Fortunately, there are multiple methods and variations of drug treatment programs for families to choose from that can help a person’s brain to heal and enhance a sustained recovery. NIDA reports that there are over 14,500 facilities provided specialized drug treatment within the United States.
The first step is getting the individual to agree that treatment can be beneficial and to enter into a program.
Some general steps for carrying out an intervention are as follows:
- Develop a structured plan. Talk to the individual’s primary care physician, a mental health treatment professional, and hire an interventionist to help. Trained professionals can offer support and guidance during this emotionally charged time.
- Gather people to form the intervention team. Anyone who is impacted personally by the individual’s substance use may be a useful part of the intervention team. This group of people will all work together to design and implement an intervention meeting. Both family and non-family members can be helpful during an intervention.

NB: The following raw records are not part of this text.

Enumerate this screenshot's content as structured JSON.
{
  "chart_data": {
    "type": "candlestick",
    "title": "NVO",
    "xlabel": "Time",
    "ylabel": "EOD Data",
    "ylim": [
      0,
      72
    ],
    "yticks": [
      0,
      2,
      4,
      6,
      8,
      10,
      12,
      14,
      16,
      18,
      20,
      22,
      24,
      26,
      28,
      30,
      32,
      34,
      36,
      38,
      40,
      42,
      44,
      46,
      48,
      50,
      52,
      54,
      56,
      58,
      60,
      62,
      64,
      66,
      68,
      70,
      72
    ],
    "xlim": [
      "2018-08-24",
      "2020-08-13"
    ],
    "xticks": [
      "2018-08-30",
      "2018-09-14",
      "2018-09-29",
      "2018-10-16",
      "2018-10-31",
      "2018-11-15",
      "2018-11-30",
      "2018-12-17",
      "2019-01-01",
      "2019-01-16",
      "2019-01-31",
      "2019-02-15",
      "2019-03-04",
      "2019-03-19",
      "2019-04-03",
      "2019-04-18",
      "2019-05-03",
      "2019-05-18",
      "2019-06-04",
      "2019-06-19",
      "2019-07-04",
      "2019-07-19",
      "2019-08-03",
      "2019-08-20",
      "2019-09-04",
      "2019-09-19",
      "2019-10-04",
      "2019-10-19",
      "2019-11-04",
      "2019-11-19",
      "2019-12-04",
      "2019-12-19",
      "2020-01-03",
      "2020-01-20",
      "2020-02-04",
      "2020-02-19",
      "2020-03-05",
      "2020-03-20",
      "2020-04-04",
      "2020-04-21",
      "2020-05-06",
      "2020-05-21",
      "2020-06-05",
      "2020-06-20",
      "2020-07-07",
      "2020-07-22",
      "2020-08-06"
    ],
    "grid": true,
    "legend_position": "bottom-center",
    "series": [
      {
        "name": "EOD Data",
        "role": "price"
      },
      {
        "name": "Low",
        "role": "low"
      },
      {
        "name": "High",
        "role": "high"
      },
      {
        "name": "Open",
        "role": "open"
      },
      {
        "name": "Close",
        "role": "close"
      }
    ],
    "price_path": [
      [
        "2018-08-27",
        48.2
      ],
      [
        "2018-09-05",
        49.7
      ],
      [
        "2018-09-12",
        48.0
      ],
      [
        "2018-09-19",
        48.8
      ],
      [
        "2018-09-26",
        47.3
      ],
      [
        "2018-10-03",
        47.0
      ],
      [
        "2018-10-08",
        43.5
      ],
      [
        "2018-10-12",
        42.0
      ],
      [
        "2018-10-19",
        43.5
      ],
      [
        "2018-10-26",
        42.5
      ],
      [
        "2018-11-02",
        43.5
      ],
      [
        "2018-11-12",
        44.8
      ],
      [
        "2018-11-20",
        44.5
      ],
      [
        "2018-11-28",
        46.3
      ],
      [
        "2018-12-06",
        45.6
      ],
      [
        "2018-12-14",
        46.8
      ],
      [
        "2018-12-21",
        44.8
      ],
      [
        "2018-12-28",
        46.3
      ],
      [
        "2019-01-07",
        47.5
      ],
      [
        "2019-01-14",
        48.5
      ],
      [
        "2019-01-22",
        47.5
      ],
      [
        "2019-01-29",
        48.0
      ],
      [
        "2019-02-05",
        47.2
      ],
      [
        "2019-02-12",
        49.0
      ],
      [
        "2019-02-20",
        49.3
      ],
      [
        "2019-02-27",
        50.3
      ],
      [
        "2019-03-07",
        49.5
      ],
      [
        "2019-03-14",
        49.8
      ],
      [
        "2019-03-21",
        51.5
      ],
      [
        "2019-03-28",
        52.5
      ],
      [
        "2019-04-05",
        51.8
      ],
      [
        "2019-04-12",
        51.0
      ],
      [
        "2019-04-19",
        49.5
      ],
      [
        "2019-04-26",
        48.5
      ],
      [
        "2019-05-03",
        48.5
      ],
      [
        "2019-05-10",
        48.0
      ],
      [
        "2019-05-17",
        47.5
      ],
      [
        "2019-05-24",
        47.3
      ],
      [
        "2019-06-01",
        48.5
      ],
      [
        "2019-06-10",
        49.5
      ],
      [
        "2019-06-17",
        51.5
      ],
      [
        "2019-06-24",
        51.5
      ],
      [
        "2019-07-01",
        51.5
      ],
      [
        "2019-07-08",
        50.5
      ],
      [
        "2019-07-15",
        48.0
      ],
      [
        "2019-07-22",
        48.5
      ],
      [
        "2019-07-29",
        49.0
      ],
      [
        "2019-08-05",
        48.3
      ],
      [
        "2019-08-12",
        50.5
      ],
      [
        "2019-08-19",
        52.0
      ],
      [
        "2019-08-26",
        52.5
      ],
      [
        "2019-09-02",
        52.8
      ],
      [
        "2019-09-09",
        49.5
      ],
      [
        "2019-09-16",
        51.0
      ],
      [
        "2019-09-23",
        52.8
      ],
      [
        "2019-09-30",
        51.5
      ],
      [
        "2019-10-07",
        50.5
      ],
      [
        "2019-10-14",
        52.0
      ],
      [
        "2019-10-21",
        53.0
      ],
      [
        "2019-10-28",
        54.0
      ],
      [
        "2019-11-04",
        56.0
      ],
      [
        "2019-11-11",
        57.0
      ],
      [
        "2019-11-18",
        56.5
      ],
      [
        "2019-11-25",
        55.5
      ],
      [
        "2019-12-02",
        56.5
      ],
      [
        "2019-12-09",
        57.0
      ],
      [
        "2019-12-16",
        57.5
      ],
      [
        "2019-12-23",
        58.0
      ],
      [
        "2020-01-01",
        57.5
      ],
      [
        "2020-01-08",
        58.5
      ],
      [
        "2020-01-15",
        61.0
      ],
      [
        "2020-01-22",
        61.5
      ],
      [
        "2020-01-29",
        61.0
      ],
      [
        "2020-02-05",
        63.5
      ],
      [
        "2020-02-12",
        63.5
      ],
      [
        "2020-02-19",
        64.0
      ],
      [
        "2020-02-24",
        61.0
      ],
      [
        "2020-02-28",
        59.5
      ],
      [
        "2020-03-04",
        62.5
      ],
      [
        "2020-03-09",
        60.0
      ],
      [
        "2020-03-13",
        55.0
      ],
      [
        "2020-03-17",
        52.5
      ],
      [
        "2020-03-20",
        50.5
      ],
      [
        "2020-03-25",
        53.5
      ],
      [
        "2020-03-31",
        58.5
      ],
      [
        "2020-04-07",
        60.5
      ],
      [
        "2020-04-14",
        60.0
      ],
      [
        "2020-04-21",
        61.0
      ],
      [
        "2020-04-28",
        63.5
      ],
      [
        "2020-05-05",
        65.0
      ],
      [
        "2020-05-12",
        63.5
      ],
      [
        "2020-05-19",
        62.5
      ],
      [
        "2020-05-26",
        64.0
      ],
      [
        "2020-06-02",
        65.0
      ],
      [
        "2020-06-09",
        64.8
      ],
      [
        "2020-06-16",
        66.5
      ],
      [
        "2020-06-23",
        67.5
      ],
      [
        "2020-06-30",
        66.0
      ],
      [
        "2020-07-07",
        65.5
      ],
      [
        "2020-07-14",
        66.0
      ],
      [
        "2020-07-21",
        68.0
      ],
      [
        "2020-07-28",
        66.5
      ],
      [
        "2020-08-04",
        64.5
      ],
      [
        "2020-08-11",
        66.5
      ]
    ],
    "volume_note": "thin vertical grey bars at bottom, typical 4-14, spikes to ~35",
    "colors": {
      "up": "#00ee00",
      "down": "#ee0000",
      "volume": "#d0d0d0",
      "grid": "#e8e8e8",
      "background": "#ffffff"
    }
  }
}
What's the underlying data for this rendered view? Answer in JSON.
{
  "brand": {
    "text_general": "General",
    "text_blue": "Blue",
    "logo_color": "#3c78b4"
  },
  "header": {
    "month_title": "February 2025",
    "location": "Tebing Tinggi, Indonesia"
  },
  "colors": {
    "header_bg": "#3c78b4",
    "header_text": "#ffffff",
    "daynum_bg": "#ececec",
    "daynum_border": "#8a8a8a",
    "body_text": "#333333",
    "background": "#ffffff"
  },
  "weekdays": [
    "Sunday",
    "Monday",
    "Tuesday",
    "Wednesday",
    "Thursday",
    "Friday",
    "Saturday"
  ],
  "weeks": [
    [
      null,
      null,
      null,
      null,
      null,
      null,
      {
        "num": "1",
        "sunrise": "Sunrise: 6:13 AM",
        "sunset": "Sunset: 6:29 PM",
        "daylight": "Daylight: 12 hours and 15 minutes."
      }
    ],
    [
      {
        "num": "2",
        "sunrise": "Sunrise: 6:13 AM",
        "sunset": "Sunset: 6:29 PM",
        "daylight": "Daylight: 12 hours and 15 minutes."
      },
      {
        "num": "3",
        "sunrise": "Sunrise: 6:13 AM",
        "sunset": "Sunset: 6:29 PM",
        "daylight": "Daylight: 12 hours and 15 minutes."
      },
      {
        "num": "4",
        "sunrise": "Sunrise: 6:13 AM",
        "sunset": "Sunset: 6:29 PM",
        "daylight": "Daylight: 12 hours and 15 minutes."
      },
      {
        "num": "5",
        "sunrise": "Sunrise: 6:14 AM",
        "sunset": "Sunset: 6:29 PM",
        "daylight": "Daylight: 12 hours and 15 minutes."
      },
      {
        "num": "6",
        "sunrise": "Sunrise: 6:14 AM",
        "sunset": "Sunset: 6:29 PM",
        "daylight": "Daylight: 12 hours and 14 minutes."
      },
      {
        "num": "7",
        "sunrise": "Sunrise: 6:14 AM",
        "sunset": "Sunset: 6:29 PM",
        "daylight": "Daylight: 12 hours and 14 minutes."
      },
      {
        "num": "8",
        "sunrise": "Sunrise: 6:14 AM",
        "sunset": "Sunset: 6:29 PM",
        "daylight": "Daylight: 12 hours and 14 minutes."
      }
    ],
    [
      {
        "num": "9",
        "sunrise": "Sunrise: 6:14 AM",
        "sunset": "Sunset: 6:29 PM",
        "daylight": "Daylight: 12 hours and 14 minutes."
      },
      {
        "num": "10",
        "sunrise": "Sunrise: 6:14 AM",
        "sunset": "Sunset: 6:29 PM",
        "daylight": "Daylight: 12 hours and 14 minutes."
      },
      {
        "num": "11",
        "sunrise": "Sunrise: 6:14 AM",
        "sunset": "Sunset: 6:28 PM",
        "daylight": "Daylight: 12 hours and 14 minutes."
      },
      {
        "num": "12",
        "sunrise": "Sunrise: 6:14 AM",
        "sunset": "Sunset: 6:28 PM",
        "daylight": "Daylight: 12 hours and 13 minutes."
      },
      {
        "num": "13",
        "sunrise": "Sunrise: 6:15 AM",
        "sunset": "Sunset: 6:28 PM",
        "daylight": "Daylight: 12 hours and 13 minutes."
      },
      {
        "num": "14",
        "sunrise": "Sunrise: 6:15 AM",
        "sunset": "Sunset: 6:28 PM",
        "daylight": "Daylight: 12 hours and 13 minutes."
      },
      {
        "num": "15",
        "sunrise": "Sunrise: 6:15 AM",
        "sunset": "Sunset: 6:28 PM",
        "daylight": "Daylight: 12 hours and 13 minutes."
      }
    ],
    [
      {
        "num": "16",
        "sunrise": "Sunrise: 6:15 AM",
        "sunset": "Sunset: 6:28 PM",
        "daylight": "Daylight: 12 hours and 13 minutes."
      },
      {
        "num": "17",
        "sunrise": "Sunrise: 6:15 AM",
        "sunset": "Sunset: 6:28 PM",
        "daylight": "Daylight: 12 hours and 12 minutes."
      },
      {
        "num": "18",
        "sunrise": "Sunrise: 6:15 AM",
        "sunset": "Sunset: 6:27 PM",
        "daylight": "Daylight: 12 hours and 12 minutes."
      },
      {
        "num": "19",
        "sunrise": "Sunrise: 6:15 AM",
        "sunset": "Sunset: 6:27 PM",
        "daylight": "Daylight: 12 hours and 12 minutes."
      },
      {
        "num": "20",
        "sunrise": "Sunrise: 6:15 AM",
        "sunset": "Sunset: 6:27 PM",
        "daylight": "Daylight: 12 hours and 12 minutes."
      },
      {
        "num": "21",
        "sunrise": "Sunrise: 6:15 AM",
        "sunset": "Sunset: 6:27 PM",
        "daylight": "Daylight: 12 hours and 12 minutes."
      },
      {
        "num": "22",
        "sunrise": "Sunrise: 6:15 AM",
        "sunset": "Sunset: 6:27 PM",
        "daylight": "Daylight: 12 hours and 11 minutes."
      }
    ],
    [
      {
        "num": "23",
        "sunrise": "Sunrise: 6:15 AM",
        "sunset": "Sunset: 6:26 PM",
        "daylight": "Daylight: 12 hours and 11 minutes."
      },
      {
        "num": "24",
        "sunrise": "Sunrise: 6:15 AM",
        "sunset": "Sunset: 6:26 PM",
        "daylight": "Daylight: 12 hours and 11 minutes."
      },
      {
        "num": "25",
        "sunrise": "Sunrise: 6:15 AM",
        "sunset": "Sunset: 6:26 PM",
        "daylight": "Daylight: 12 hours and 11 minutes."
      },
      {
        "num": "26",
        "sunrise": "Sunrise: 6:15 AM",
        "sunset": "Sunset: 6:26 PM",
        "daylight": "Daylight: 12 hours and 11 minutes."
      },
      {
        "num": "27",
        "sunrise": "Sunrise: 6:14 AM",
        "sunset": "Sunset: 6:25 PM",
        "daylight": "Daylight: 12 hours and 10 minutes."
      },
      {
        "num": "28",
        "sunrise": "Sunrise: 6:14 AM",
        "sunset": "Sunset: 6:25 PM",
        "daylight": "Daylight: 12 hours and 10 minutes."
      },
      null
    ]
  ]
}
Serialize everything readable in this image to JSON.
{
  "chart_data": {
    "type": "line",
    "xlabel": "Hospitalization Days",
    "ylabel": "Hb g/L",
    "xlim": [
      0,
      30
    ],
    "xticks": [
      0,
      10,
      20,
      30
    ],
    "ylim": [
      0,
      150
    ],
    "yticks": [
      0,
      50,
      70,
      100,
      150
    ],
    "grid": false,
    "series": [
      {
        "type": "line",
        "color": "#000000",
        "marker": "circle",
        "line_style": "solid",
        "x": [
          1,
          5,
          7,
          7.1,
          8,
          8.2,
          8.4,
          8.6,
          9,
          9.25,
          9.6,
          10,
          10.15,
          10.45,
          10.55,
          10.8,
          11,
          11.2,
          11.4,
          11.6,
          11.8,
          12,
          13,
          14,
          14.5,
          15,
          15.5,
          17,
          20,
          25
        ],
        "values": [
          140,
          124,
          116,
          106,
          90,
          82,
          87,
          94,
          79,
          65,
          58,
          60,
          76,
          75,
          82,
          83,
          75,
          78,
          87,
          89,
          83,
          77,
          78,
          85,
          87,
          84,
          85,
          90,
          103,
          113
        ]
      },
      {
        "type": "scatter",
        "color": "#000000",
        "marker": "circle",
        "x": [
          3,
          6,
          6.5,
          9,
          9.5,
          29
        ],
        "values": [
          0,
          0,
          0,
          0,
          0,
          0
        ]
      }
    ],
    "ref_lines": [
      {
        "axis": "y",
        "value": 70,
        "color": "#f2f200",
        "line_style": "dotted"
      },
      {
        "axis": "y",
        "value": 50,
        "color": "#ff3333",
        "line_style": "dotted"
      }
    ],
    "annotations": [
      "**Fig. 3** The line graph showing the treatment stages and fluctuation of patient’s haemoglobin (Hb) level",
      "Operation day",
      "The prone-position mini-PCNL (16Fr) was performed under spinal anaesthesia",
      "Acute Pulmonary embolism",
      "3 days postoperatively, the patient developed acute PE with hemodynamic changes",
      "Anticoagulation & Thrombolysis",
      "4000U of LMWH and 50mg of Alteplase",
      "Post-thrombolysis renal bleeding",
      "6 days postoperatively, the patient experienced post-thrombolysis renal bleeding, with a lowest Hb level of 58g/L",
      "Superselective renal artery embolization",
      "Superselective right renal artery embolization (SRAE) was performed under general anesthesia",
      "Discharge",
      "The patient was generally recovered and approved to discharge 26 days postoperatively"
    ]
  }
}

- Research treatment options and the scope of the drug problem. First, loved ones need to understand the depth of drug dependency the individual may suffer from in order to best choose a treatment plan. Education on addiction treatment and research into the available options can help families to prepare for the steps following an intervention. If there are any co-occurring mental health or medical issues, then it may be helpful to have professional help in understanding how to approach these issues as well.
- Determine the intervention specifics. Try and find a time of day when the individual is most likely to be relaxed and calm, ideally when they are not intoxicated or “coming down” from a high. Pick a location that is neutral and safe, and determine the people who will be present. If it is thought that the person may react violently, be sure to have a medical, mental health, or professional interventionist present to help.
- Set specific consequences. Have set consequences in place if the individual decides not to seek treatment after the intervention. For example, family members may decide to no longer provide financial aid to the person unless they get help.
- Prepare for the intervention meeting. During an intervention, people intrinsic to an individual’s everyday life are asked to provide specific instances and circumstances wherein the drug abuse directly affected them. Keep these instances deeply rooted in fact and as free from emotion as possible, as it is hard for individuals to argue with specific things that have happened as a result of drug abuse. Statements should be prepared ahead of time, and they should not be aggressive. An intervention is not meant to be judgmental or overtly confrontational. Participants should stick to “I” statements about how the drug abuse has impacted them. Team members often write letters that they can read to the individual during the meeting, so they don’t feel pressure to speak on the fly.
- Host the intervention. In most cases, the individual will not be aware that an intervention is taking place ahead of time. The meeting itself, therefore, needs to be carefully planned and executed to ensure that all of the intervention team is in place before the subject of the intervention arrives. During the intervention, members of the gathered team will go around the room presenting their prepared statements and concerns. Treatment options should be presented and consequences for not entering into a program should be laid out as well. All team members must be prepared to follow through on consequences if the person doesn’t seek help.
- Follow through with consequences or treatment admission. If the goal of getting the person into a treatment program is achieved through the intervention, take steps to make this happen as swiftly as possible, ideally directly after the meeting. If the individual does not agree to enter into treatment immediately, follow through with the stated consequences.